Perkara keperdataan yang bertalian dengan sistem hukum asing tersebut antara
lain meliputi12 ;
a) Subyek hukum.
b) Hukum perkawinan dan perceraian pasangan berbeda kewarganegaraan.
c) Hukum benda.
d) Pewarisan.
e) Perjanjian
Asas HPI yang paling utama dalam hukum perjanjian antar warga negara lain
adalah bahwa hukum yang dipilih dan disepakati oleh para pihak dalam
perjanjian/kontrak. Namun dalam praktek, persoalan HPI menjadi lebih kompleks
pada saat situasi dimana para pihak tidak melakukan pilihan hukum atau tidak
menyatakan pilihan hukumnya secara tegas. Sehingga teori-teori HPI bidang kontrak
sangat diperlukan atau lebih dikenal upaya menetapkan the proper law of contract.
Di bawah ini akan ditinjau beberapa asas yang berkembang dalam HPI bidang hukum
kontrak:
1. Asas lex loci contractus/hukum tempat pembuatan kontrak.
2. Asas lex loci solutionis/hukum dari tempat pelaksanaan perjanjian.
Asas parti autonomy/kebebasan para pihak Berkaitan dengan asas-asas HPI tentang
perbuatan melawan hukum doktrin utama yang berkembang dalam HPI adalah:
a. Penentuan kualitas suatu perbuatan melawan hukum harus dilakukan
berdasarkan hukum dari tempat perbuatan itu dilakukan.

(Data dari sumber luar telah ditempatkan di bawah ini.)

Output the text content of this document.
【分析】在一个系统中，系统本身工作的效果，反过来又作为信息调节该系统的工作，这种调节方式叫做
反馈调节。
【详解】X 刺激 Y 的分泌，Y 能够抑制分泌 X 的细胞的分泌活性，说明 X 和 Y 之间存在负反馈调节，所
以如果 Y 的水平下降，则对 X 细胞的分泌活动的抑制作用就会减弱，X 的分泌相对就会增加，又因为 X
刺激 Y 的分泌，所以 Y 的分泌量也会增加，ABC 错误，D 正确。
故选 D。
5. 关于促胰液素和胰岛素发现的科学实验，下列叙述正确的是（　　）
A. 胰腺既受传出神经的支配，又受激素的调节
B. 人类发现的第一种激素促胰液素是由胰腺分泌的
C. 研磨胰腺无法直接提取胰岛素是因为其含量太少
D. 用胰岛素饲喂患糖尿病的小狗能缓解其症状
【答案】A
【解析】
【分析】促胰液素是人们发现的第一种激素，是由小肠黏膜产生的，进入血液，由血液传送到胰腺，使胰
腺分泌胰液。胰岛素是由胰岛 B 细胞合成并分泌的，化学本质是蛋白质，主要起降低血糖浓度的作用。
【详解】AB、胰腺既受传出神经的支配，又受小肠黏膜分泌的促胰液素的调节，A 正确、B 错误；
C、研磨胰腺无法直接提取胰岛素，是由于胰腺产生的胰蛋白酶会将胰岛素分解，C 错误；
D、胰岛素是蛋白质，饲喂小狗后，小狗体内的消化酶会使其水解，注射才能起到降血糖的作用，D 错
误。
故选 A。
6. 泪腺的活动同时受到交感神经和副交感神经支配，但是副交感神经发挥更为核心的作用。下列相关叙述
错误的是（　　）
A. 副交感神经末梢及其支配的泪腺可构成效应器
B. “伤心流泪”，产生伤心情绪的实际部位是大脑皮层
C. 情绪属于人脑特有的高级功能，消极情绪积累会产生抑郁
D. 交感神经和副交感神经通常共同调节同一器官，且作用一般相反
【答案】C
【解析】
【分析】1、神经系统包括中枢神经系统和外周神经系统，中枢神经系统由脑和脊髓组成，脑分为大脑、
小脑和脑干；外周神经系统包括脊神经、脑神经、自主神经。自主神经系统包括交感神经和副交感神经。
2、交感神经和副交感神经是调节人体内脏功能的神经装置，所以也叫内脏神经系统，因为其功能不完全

b. Perbuatan itu harus diatur berdasarkan hukum dari tempat timbulnya akibat
dari perbuatan itu.
c. Bahwa penentuan kualitas suatu perbuatan sebaga perbuatan melawan hukum
harus ditentukan oleh hukum forum termasuk penetapan hak dan
tanggungjawab dari para pihak yang terlibat.
d. Berkaitan dengan point (c) ditentukan berdasarkan sistem hukum yang
memiliki kaitan paling signifikan dengan rangkaian tindakan dan situasi
perkara yang sedang dihadapi.
e. Hukum yang berlaku untuk menyelesaikan suatu perkara harus ditetapkan
setelah memperhatikan kebijakankebijakan umum dari negara yang hukumnya
terlibat dalam perkara dan menganalisis kepentingankepentingan dari negara
itu.
a. Umumnya diterima asas bahwa dalam hal benda yang menjadi obyek
pewarisan merupakan benda tetap, proses pewarisan atas benda berdasarkan
hukum dari tempat benda berada/terletak.
b. Jika benda yang obyek waris adalah benda bergerak tunduk pada kaidah
hukum waris dari tempat pewaris menjadi warga negara atau berkediaman
pada saat ia meninggal dunia.
c. Berkaitan dengan kecakapan pewaris dalam hal membuat testamen harus
berdasarkan pada hukum dari tempat pewaris berdomisili atau menjadi warga
negara pada saat pembuatan testamen atau hukum dari pewaris
berdomisili/menjadi warga negara pada saat ia meninggal dunia.